The basic principles of phytonic theory were advanced by the German poet and naturalist J. W. von Goethe, who stated in his Essay on the Metamorphosis of Plants (1790) that all organs of a plant are metamorphoses of the leaf (type-leaf). The founders of phytonic theory were the French scientist C. Gaudichaud-Beaupré (1841) and the German scientist K. Schulze (1843). Several variations on the theory were later developed by such major botanists as the American Asa Gray (1879), the Italian F. Delpino (1883), the Russian A. N. Beketov (1897), the Czechs Celakovsky (1901) and J. Velenovsky (1905), the Frenchman G. Chauveaud (1921), the British botanist J. Priestley (1931), and the Swiss scientist O. Schiiepp (1938).

Phytonic theory reflects the metameric structure of the shoot in higher plants and the decisive influence of the leaf on the formation of the stem, in particular its stele, the central part of the vascular system. The development of the shoot in ontogeny corresponds fully to phytonic theory, inasmuch as the leaf rudiments and their nodes take shape first on the growing point, while the internodes proliferate later by means of intercalary growth; this is especially evident in grasses.
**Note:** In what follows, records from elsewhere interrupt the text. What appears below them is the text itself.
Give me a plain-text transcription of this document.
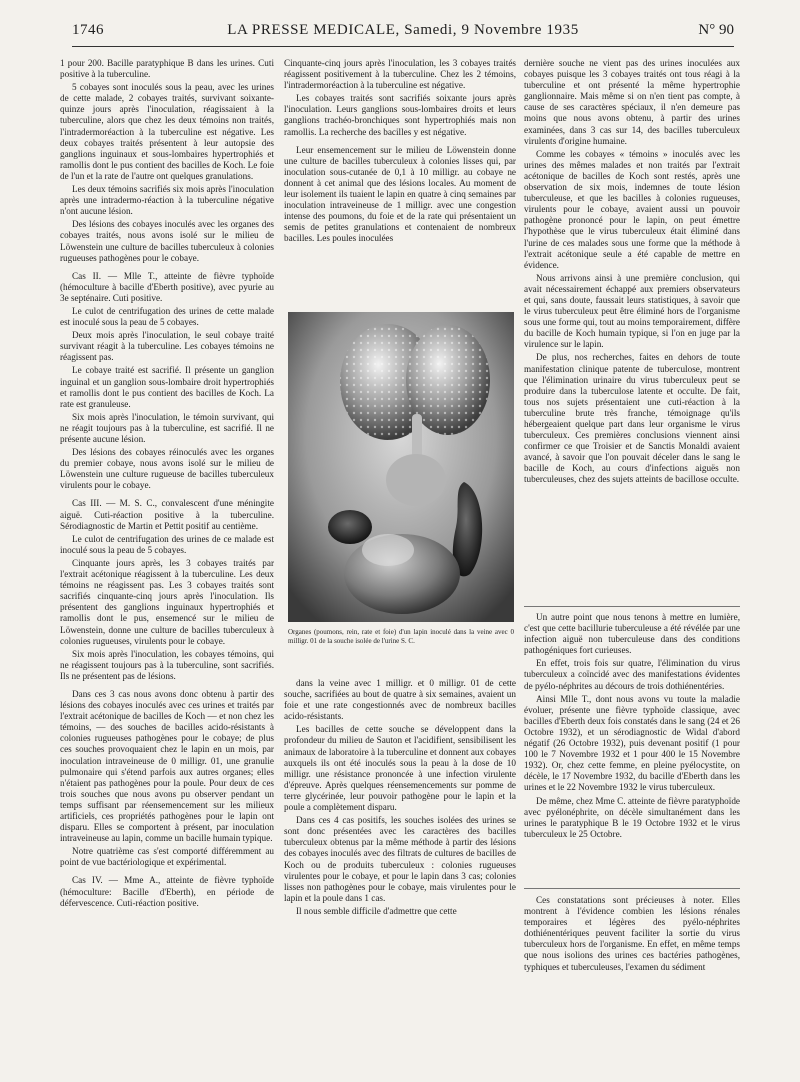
1746	LA PRESSE MEDICALE, Samedi, 9 Novembre 1935	N° 90

1 pour 200. Bacille paratyphique B dans les urines. Cuti positive à la tuberculine.

5 cobayes sont inoculés sous la peau, avec les urines de cette malade, 2 cobayes traités, survivant soixante-quinze jours après l'inoculation, réagissaient à la tuberculine, alors que chez les deux témoins non traités, l'intradermoréaction à la tuberculine est négative. Les deux cobayes traités présentent à leur autopsie des ganglions inguinaux et sous-lombaires hypertrophiés et ramollis dont le pus contient des bacilles de Koch. Le foie de l'un et la rate de l'autre ont quelques granulations.

Les deux témoins sacrifiés six mois après l'inoculation après une intradermo-réaction à la tuberculine négative n'ont aucune lésion.

Des lésions des cobayes inoculés avec les organes des cobayes traités, nous avons isolé sur le milieu de Löwenstein une culture de bacilles tuberculeux à colonies rugueuses pathogènes pour le cobaye.

Cas II. — Mlle T., atteinte de fièvre typhoïde (hémoculture à bacille d'Eberth positive), avec pyurie au 3e septénaire. Cuti positive.

Le culot de centrifugation des urines de cette malade est inoculé sous la peau de 5 cobayes.

Deux mois après l'inoculation, le seul cobaye traité survivant réagit à la tuberculine. Les cobayes témoins ne réagissent pas.

Le cobaye traité est sacrifié. Il présente un ganglion inguinal et un ganglion sous-lombaire droit hypertrophiés et ramollis dont le pus contient des bacilles de Koch. La rate est granuleuse.

Six mois après l'inoculation, le témoin survivant, qui ne réagit toujours pas à la tuberculine, est sacrifié. Il ne présente aucune lésion.

Des lésions des cobayes réinoculés avec les organes du premier cobaye, nous avons isolé sur le milieu de Löwenstein une culture rugueuse de bacilles tuberculeux virulents pour le cobaye.

Cas III. — M. S. C., convalescent d'une méningite aiguë. Cuti-réaction positive à la tuberculine. Sérodiagnostic de Martin et Pettit positif au centième.

Le culot de centrifugation des urines de ce malade est inoculé sous la peau de 5 cobayes.

Cinquante jours après, les 3 cobayes traités par l'extrait acétonique réagissent à la tuberculine. Les deux témoins ne réagissent pas. Les 3 cobayes traités sont sacrifiés cinquante-cinq jours après l'inoculation. Ils présentent des ganglions inguinaux hypertrophiés et ramollis dont le pus, ensemencé sur le milieu de Löwenstein, donne une culture de bacilles tuberculeux à colonies rugueuses, virulents pour le cobaye.

Six mois après l'inoculation, les cobayes témoins, qui ne réagissent toujours pas à la tuberculine, sont sacrifiés. Ils ne présentent pas de lésions.

Dans ces 3 cas nous avons donc obtenu à partir des lésions des cobayes inoculés avec ces urines et traités par l'extrait acétonique de bacilles de Koch — et non chez les témoins, — des souches de bacilles acido-résistants à colonies rugueuses pathogènes pour le cobaye; de plus ces souches provoquaient chez le lapin en un mois, par inoculation intraveineuse de 0 milligr. 01, une granulie pulmonaire qui s'étend parfois aux autres organes; elles n'étaient pas pathogènes pour la poule. Pour deux de ces trois souches que nous avons pu observer pendant un temps suffisant par réensemencement sur les milieux artificiels, ces propriétés pathogènes pour le lapin ont disparu. Elles se comportent à présent, par inoculation intraveineuse au lapin, comme un bacille humain typique.

Notre quatrième cas s'est comporté différemment au point de vue bactériologique et expérimental.

Cas IV. — Mme A., atteinte de fièvre typhoïde (hémoculture: Bacille d'Eberth), en période de défervescence. Cuti-réaction positive.

Cinquante-cinq jours après l'inoculation, les 3 cobayes traités réagissent positivement à la tuberculine. Chez les 2 témoins, l'intradermoréaction à la tuberculine est négative.

Les cobayes traités sont sacrifiés soixante jours après l'inoculation. Leurs ganglions sous-lombaires droits et leurs ganglions trachéo-bronchiques sont hypertrophiés mais non ramollis. La recherche des bacilles y est négative.

Leur ensemencement sur le milieu de Löwenstein donne une culture de bacilles tuberculeux à colonies lisses qui, par inoculation sous-cutanée de 0,1 à 10 milligr. au cobaye ne donnent à cet animal que des lésions locales. Au moment de leur isolement ils tuaient le lapin en quatre à cinq semaines par inoculation intraveineuse de 1 milligr. avec une congestion intense des poumons, du foie et de la rate qui présentaient un semis de petites granulations et contenaient de nombreux bacilles. Les poules inoculées

Organes (poumons, rein, rate et foie) d'un lapin inoculé dans la veine avec 0 milligr. 01 de la souche isolée de l'urine S. C.

dans la veine avec 1 milligr. et 0 milligr. 01 de cette souche, sacrifiées au bout de quatre à six semaines, avaient un foie et une rate congestionnés avec de nombreux bacilles acido-résistants.

Les bacilles de cette souche se développent dans la profondeur du milieu de Sauton et l'acidifient, sensibilisent les animaux de laboratoire à la tuberculine et donnent aux cobayes auxquels ils ont été inoculés sous la peau à la dose de 10 milligr. une résistance prononcée à une infection virulente d'épreuve. Après quelques réensemencements sur pomme de terre glycérinée, leur pouvoir pathogène pour le lapin et la poule a complètement disparu.

Dans ces 4 cas positifs, les souches isolées des urines se sont donc présentées avec les caractères des bacilles tuberculeux obtenus par la même méthode à partir des lésions des cobayes inoculés avec des filtrats de cultures de bacilles de Koch ou de produits tuberculeux : colonies rugueuses virulentes pour le cobaye, et pour le lapin dans 3 cas; colonies lisses non pathogènes pour le cobaye, mais virulentes pour le lapin et la poule dans 1 cas.

Il nous semble difficile d'admettre que cette

dernière souche ne vient pas des urines inoculées aux cobayes puisque les 3 cobayes traités ont tous réagi à la tuberculine et ont présenté la même hypertrophie ganglionnaire. Mais même si on n'en tient pas compte, à cause de ses caractères spéciaux, il n'en demeure pas moins que nous avons obtenu, à partir des urines examinées, dans 3 cas sur 14, des bacilles tuberculeux virulents d'origine humaine.

Comme les cobayes « témoins » inoculés avec les urines des mêmes malades et non traités par l'extrait acétonique de bacilles de Koch sont restés, après une observation de six mois, indemnes de toute lésion tuberculeuse, et que les bacilles à colonies rugueuses, virulents pour le cobaye, avaient aussi un pouvoir pathogène prononcé pour le lapin, on peut émettre l'hypothèse que le virus tuberculeux était éliminé dans l'urine de ces malades sous une forme que la méthode à l'extrait acétonique seule a été capable de mettre en évidence.

Nous arrivons ainsi à une première conclusion, qui avait nécessairement échappé aux premiers observateurs et qui, sans doute, faussait leurs statistiques, à savoir que le virus tuberculeux peut être éliminé hors de l'organisme sous une forme qui, tout au moins temporairement, diffère du bacille de Koch humain typique, si l'on en juge par la virulence sur le lapin.

De plus, nos recherches, faites en dehors de toute manifestation clinique patente de tuberculose, montrent que l'élimination urinaire du virus tuberculeux peut se produire dans la tuberculose latente et occulte. De fait, tous nos sujets présentaient une cuti-réaction à la tuberculine brute très franche, témoignage qu'ils hébergeaient quelque part dans leur organisme le virus tuberculeux. Ces premières conclusions viennent ainsi confirmer ce que Troisier et de Sanctis Monaldi avaient avancé, à savoir que l'on pouvait déceler dans le sang le bacille de Koch, au cours d'infections aiguës non tuberculeuses, chez des sujets atteints de bacillose occulte.

Un autre point que nous tenons à mettre en lumière, c'est que cette bacillurie tuberculeuse a été révélée par une infection aiguë non tuberculeuse dans des conditions pathogéniques fort curieuses.

En effet, trois fois sur quatre, l'élimination du virus tuberculeux a coïncidé avec des manifestations évidentes de pyélo-néphrites au décours de trois dothiénentéries.

Ainsi Mlle T., dont nous avons vu toute la maladie évoluer, présente une fièvre typhoïde classique, avec bacilles d'Eberth deux fois constatés dans le sang (24 et 26 Octobre 1932), et un sérodiagnostic de Widal d'abord négatif (26 Octobre 1932), puis devenant positif (1 pour 100 le 7 Novembre 1932 et 1 pour 400 le 15 Novembre 1932). Or, chez cette femme, en pleine pyélocystite, on décèle, le 17 Novembre 1932, du bacille d'Eberth dans les urines et le 22 Novembre 1932 le virus tuberculeux.

De même, chez Mme C. atteinte de fièvre paratyphoïde avec pyélonéphrite, on décèle simultanément dans les urines le paratyphique B le 19 Octobre 1932 et le virus tuberculeux le 25 Octobre.

Ces constatations sont précieuses à noter. Elles montrent à l'évidence combien les lésions rénales temporaires et légères des pyélo-néphrites dothiénentériques peuvent faciliter la sortie du virus tuberculeux hors de l'organisme. En effet, en même temps que nous isolions des urines ces bactéries pathogènes, typhiques et tuberculeuses, l'examen du sédiment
In the ontogeny of certain ferns, the formation of successive phytons (phyllorhizae) can be precisely traced.

In phylogeny, however, phytonic theory is unacceptable and has on several occasions been justifiably criticized, for example, by the German scientist G. Krüger (1851), the British scientist F. Bower (1890, 1908), and the Soviet scientists B. M. Kozo-Polianskii (1937) and K. I. Meier (1946). From the evolutionary point of view, the leaf cannot be regarded as the parent organ of all higher plants. The first terrestrial flora had no leaves, and the development of leaf and stem structures proceeded by various means.

REFERENCE

Sinnot, E. Morfogenez rastenii. Moscow, 1963. (Translated from English.)